BLACK LILITH est le premier album du tout nouveau label rennais féministe, queer et anti-raciste, nommé Black Lilith Records. Sous l’étendard du militantisme, clairvoyant, il rassemble douze artistes rennaises issues du rap, de l’électro, du hip-hop ou encore du trap. Constats amers, colère qui en découle sont le support de leurs morceaux, forcément estimables puisque révélateurs de maux grandissants, eux-mêmes synonymes d’un profond malaise sociétal. L’étroitesse, d’esprit. La petitesse, dans les mentalités. L’incapacité, maladive, à intégrer le fait que de nos différences, nous puissions faire des richesses. Le repli sur soi, sur son (non) être et ses idées moisies/archaïques, et j’en passe. Mais je mentionne, car ça compte, la soumission ou encore le contrôle, corrélées à un mépris total de l’Autre. Les dames mobilisées, elles, lèvent le poing et s’insurgent. A partir de titres au panel large donc, elles dévoilent des travers et LuXure, avec Boys Kkklub, s’en prend à l’entre-soi masculin. L’électro brumeuse du projet, saccadée, sert d’écrin au verbe lucide du titre inaugural. La colère, ici, est portée par des vocaux plutôt sereins. Ca fait contraste, c’est plutôt bien vu. Nobräklub/Nemour et son Bras-velours, plus alerte, évoque la rupture, l’Amour qui flanche. Musicalement, tout ça ne me transporte, pour l’heure, que de façon occasionnelle. Mais le contenu textuel, les idées véhiculées, font qu’on adhère.
Photo Louise Quignon
Au fil de l’écoute, toutefois, je m’imprègne et la valeur de chaque titre se dégage, s’immisce dans mon cortex. Ava/Primates sert un Abysses trip-hop haché, enfumé, où les « Fuck off » déchirent une trame vaporeuse. Roxane, quand vient son tour, délivre un Amazones dépaysant de par ses sons en décor. Les actes et attitudes, vils, y sont mis à jour.

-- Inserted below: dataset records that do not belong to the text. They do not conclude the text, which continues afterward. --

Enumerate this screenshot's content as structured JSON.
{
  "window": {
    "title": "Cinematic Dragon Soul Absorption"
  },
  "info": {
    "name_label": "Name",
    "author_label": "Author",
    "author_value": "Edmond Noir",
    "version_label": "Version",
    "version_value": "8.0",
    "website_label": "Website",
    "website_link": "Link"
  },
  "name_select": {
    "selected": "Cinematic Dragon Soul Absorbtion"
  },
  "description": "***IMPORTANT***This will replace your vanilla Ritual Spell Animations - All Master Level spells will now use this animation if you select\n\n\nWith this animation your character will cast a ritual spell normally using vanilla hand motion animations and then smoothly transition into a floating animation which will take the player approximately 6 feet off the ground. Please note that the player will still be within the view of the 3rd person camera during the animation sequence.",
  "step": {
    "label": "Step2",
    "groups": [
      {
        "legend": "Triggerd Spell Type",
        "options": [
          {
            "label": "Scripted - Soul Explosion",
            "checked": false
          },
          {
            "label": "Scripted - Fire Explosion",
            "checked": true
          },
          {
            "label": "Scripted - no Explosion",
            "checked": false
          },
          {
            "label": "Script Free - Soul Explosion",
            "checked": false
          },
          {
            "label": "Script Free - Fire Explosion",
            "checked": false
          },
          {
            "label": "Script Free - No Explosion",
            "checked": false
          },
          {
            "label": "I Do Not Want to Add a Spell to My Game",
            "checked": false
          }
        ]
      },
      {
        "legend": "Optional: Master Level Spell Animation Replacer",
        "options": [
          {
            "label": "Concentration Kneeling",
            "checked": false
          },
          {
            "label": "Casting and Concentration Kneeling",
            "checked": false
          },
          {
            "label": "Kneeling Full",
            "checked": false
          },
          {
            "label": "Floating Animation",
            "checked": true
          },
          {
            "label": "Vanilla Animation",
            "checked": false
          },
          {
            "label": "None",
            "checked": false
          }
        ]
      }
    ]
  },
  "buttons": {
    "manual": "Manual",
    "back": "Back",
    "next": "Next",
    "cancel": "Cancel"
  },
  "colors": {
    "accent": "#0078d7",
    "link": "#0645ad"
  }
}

Ressentiment, apparente sérénité du propos sont ici aussi dans l’opposition. Léa Schweitzer et Sonikem jouent Le cri, y incitent à garder espoir. Pour le coup, le verbe sans fard du rap étaye le discours. Mamel, avec Artistes Femmes, s’appuie sur une électro dark, où le chant se poste entre cri et délire. L’Artiste, FEMME, se clame, se revendique et prévient: n’essaye pas…
Déterminées, les rennaises ravivent la braise. Leur poésie est tout à tour belle, amère, offensive. Inspirée, crédible car tirée de l’expérience. Ici, personne n’invente. Barbara Rivage, En plein jour, développe une trame gentiment grinçante. Les filles ont l’art, en l’occurrence, de mettre du beau dans leur résistance, ou d’en raidir les contours quand le ressentiment ne peut être contenu. Nobräklub et Arthur D’haeyer offrent un Alba et Bianca funky, qui sacre l’union. Entre Dames, au grand…dam de ces messieurs au cerveau fermé à double tour. Des encarts jazzy étoffent la narration, support aux déboires amoureux. Querelle, avec Argent roi, balance ensuite du cold trépidant. Je me sens musicalement, chez moi. Allié à la portée des sujets abordés par ses paires, Querelle assombrit le tableau, percute soniquement les putains d’effets de l’Argent, l’Argent-roi donc, sur le quotidien et les conduites adoptées. La diversité des genres exposés, sur ce recueil, le rend digne d’intérêt. A plusieurs niveaux de lecture, il suscite réflexion et interrogation. C’est déjà beaucoup, en une époque où toutes nos pensées tendraient à nous être dictées.
Photo Orane Guéneau
Hélène Bertrand et The Bridge, haletants sur leur Walk straight angoissant, noir et lumineux à la fois, m’y amènent définitivement: je suis des leurs. Dans le mot, ça s’imposait. Sur le plan stylistique, je le répète, on a là une collection étendue où chacun, dans le style qui est le sien, se distingue. Alors je prends. Oscar, avec Sur le dancefloor, joue avec les voix, avec les sons. Comme si, dans l’obscur de comportements subis, les ressortissantes de chez Black Lilith Records puisaient des raisons de danser.D’y croire, de surmonter, pour les transmettre à leurs semblables. Ce First LP, foutue bonne idée ayant pour origine une discussion dans un bar queer devenu café-culture à Rennes, constituant de toute évidence un support de choix, à la fois pour leurs performances musicales et leur rage croissante, ici adroitement imbriquées.